Growing angry, Grassley continued: “I just listened to some of my colleagues here, one of them spent 18 minutes attacking the personal integrity of justices of the Supreme Court. He said that

five justices had been bought and sold by private interest. He accused them of deciding cases to the benefit of favored parties. So I think it’s pretty clearly a double standard, and we shouldn’t have to tolerate such a double standard.”

Grassley was referring to remarks made an hour before by Senator Sheldon Whitehouse, who used his opening statement to take aim at the court’s conservative bloc, which he called the “Roberts Five.” Whitehouse accused the bloc of “going off on partisan excursions” at the command of “the big funders and influencers of the Republican party.”

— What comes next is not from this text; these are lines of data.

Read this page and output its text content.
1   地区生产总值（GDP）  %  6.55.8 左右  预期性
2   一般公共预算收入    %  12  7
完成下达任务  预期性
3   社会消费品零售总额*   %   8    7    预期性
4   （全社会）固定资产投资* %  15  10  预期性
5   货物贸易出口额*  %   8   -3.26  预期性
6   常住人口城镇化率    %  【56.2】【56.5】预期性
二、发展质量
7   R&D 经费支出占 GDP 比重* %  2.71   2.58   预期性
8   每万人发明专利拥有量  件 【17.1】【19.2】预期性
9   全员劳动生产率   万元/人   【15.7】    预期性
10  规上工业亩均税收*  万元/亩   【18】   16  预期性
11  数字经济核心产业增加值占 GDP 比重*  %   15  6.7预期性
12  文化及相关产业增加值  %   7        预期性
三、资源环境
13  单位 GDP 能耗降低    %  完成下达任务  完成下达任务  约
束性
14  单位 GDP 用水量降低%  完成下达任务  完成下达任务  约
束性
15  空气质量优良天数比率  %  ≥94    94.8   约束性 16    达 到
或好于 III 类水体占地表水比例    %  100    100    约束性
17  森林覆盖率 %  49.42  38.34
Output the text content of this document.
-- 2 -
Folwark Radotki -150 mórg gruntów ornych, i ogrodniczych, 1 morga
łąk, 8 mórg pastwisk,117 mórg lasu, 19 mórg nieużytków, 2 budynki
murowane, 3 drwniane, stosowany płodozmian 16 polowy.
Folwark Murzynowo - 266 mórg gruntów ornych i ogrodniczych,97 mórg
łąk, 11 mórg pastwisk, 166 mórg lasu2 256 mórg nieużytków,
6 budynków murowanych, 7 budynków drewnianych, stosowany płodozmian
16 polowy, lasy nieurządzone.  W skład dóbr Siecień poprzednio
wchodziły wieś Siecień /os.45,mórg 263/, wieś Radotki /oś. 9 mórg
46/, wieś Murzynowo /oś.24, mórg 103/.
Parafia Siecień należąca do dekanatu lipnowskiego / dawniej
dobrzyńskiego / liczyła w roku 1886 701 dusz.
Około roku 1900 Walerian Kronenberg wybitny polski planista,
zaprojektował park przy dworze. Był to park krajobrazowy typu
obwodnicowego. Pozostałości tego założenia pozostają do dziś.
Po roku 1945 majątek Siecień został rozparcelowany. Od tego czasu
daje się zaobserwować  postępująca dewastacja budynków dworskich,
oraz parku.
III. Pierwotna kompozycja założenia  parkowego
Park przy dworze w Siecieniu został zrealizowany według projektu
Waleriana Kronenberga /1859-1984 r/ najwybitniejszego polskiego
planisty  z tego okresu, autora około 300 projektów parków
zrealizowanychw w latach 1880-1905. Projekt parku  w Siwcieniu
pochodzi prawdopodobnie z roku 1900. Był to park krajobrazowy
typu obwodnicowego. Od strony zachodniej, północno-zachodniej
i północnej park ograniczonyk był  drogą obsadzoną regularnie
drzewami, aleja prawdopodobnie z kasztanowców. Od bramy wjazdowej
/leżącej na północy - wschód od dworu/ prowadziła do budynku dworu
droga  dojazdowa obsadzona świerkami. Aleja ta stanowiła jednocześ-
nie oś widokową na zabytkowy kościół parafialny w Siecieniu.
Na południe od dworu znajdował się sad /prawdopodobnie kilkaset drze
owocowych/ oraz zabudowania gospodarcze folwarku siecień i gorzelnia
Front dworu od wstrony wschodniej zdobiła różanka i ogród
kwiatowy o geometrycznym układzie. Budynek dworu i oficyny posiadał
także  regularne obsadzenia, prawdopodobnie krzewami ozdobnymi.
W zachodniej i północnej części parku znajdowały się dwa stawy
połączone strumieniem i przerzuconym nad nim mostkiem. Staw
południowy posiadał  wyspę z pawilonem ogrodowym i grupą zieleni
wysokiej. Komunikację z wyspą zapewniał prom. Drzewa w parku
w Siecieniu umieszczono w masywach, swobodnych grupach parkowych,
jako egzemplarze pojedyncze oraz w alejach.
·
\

“When the Roberts Five saddles up, these so-called conservatives are anything but judicially conservative,” Whitehouse said. “They readily overturn precedent, toss out statutes passed by wide bipartisan margins, and decide on broad constitutional issues they need not reach. Modesty, originalism, stare decisis, all these supposedly conservative judicial principles, all have the hoofprints of the Roberts Five all across there backs, wherever those principles got in the way of wins for the Big Republican interests.”

Whitehouse went on to sketch an ominous picture of a vast right-wing judicial conspiracy under which “big business and partisan groups” fund nonprofits like the Federalist Society and the Judicial Crisis Network, to strong-arm their nominees onto the courts.

Grassley’s rebuke of Whitehouse wasn’t his first attempt to wrest the proceedings back to regular order. The hearing got off to a rocky start when a succession of Democrats took the floor to demand the hearing be postponed before Grassley could even gavel in, a tactic which led Republican senator John Cornyn to protest that Democrats were exercising “mob rule” and that “if this were a court of law,” the Democrats “would be held in contempt.”

For a time, Grassley tolerated the interruptions, saying it would be smoother to hear the Democrats out than to try to run roughshod over their protests. But he grew irritable as the repetitious objections piled up.

“I’m not going to entertain any of the motions you’re making; we’re not in executive session. I think we ought to level with the American people—do you want this to go on all day?” Grassley said. “Every one of you said during the Justice Gorsuch hearing, every one of you prefaced your comments on how fair I was in running that hearing. Now this is the same Chuck Grassley that ran the Gorsuch hearings. I’d like to run this hearing the same way, if you’ll give me the courtesy of doing it.”